Матвей покорно сел. «Глаза-то у него Грунины, — вдруг подумал Федор, «ишь, какие, ровно лесной орех».
— Мать твоя покойница перед смертью взяла с меня обещание, Матвей, — начал Федор, — и обещание это я намерен выполнить».
— Что ж было то за обещание, батюшка?
— Обещал я матери твоей жениться после ее смерти, — резко ответил ему отец.
— Не могла, — голос Матвея прервался, — не могла матушка тебе такого сказать! Любила она тебя, как же она могла!»

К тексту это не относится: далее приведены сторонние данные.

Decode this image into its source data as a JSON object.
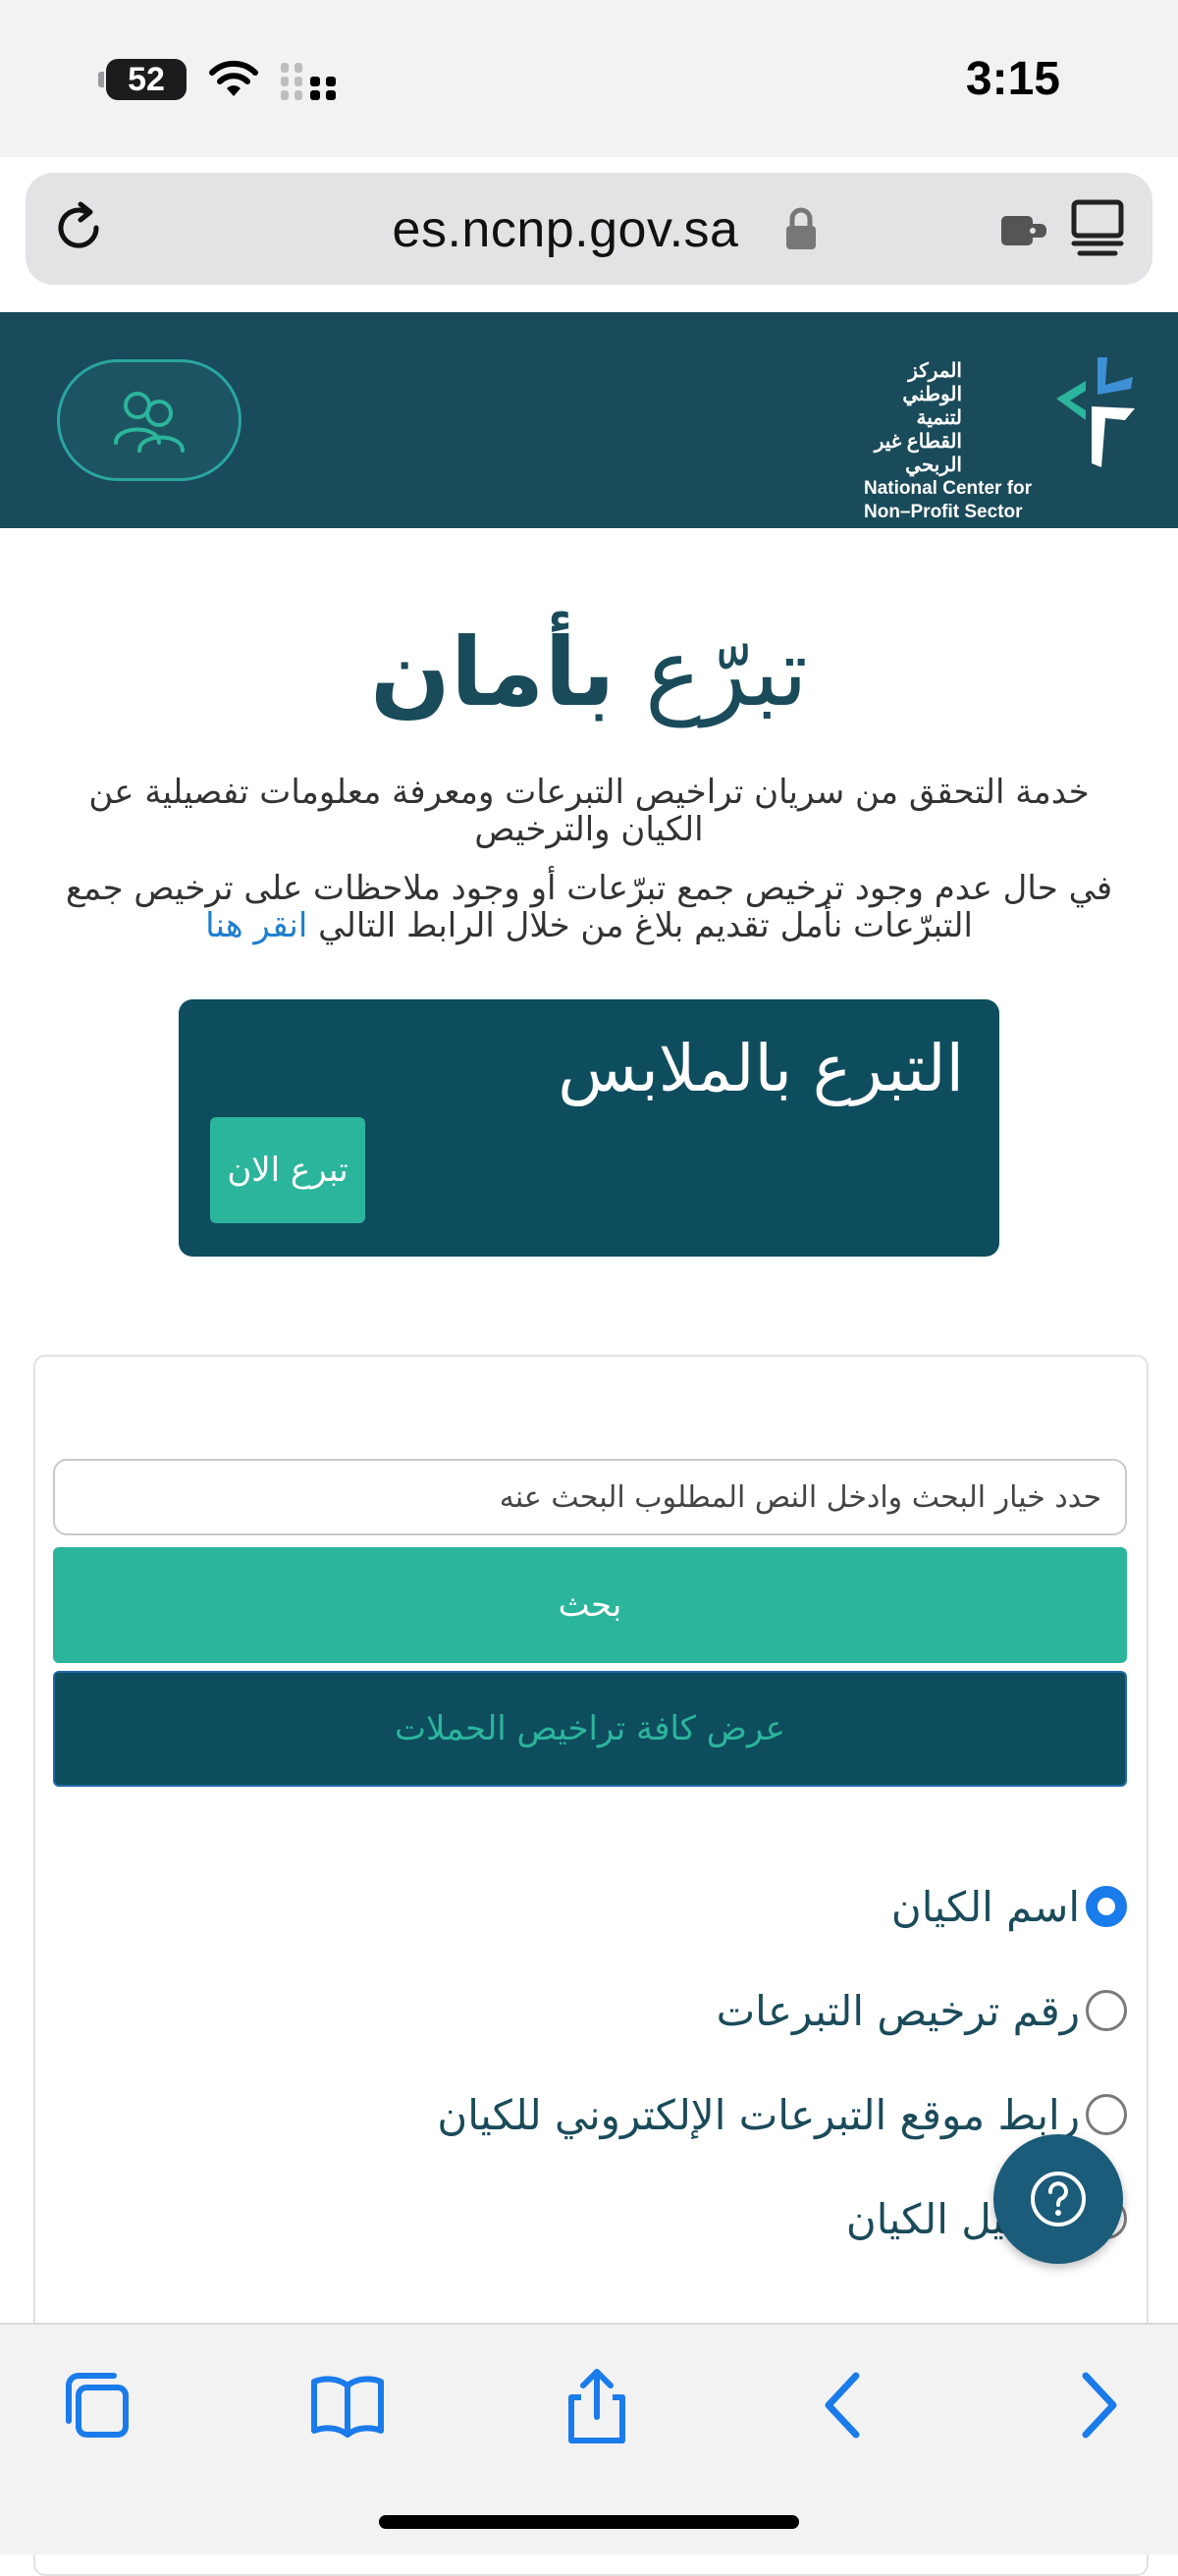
{
  "status_bar": {
    "battery": "52",
    "time": "3:15"
  },
  "browser": {
    "url": "es.ncnp.gov.sa"
  },
  "header": {
    "logo": {
      "arabic_line1": "المركز الوطني لتنمية",
      "arabic_line2": "القطاع غير الربحي",
      "english_line1": "National Center for",
      "english_line2": "Non–Profit Sector"
    }
  },
  "hero": {
    "title_light": "تبرّع",
    "title_bold": "بأمان",
    "description": "خدمة التحقق من سريان تراخيص التبرعات ومعرفة معلومات تفصيلية عن الكيان والترخيص",
    "note": "في حال عدم وجود ترخيص جمع تبرّعات أو وجود ملاحظات على ترخيص جمع التبرّعات نأمل تقديم بلاغ من خلال الرابط التالي",
    "note_link": "انقر هنا"
  },
  "banner": {
    "title": "التبرع بالملابس",
    "button": "تبرع الان"
  },
  "search": {
    "placeholder": "حدد خيار البحث وادخل النص المطلوب البحث عنه",
    "search_button": "بحث",
    "campaigns_button": "عرض كافة تراخيص الحملات",
    "options": [
      {
        "label": "اسم الكيان",
        "checked": true
      },
      {
        "label": "رقم ترخيص التبرعات",
        "checked": false
      },
      {
        "label": "رابط موقع التبرعات الإلكتروني للكيان",
        "checked": false
      },
      {
        "label": "تسجيل الكيان",
        "checked": false
      }
    ]
  },
  "colors": {
    "header_bg": "#1a4b5a",
    "banner_bg": "#0e4d5e",
    "accent_green": "#2bb59c",
    "link_blue": "#1f7fcf",
    "ios_blue": "#1a7bea"
  },
  "toolbar": {
    "icons": [
      "tabs-icon",
      "bookmarks-icon",
      "share-icon",
      "back-icon",
      "forward-icon"
    ]
  }
}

— Дурак ты, Матвей, — вздохнул Федор, — и не гневаюсь я лишь только потому, что молод ты еще. Как вырастешь, — поймешь, что любящее сердце, — оно не о себе думает, а о том, кого любит. Да и что я тебе все это рассказываю, — решение-то я принял уже, да и ты уже скоро взрослым станешь, своим домом заживешь, с мачехой видеться будешь редко.
— Кто же она, батюшка? — осторожно спросил Матвей.
— Видел ты ее, ближняя боярыня царицы, Тучкова Феодосия, новгородка. Вдовеет она, уж больше года.
— Как вы скажете, батюшка, так оно и будет, — поклонился, вставая Матвей. «Воля ваша».
— Ну, иди, — отпустил его Федор.
Матвей с почтением поцеловал ему руку, и боярин подумал, что, благодарение Богу, вроде бы и обошлось.
— Любит он мать-покойницу, конечно, — Федор велел слуге принести перо и чернила, — писать грамоты. «Так на то она и мать. Женить бы его, да вроде рано, пятнадцать годов только, года бы еще три-четыре погулять парню. Да и неизвестно, как царь Иван Васильевич на это посмотрит, а против царя идти — не враг я себе.
Ах, Феодосия, Феодосия, что же ты со мной сделала, сероглазая? Борода у меня уже в седине, а с тобой — словно мальчишка. Скорей бы уж повенчаться, что ли. Еще и от будущего тестя жди теперь ответа.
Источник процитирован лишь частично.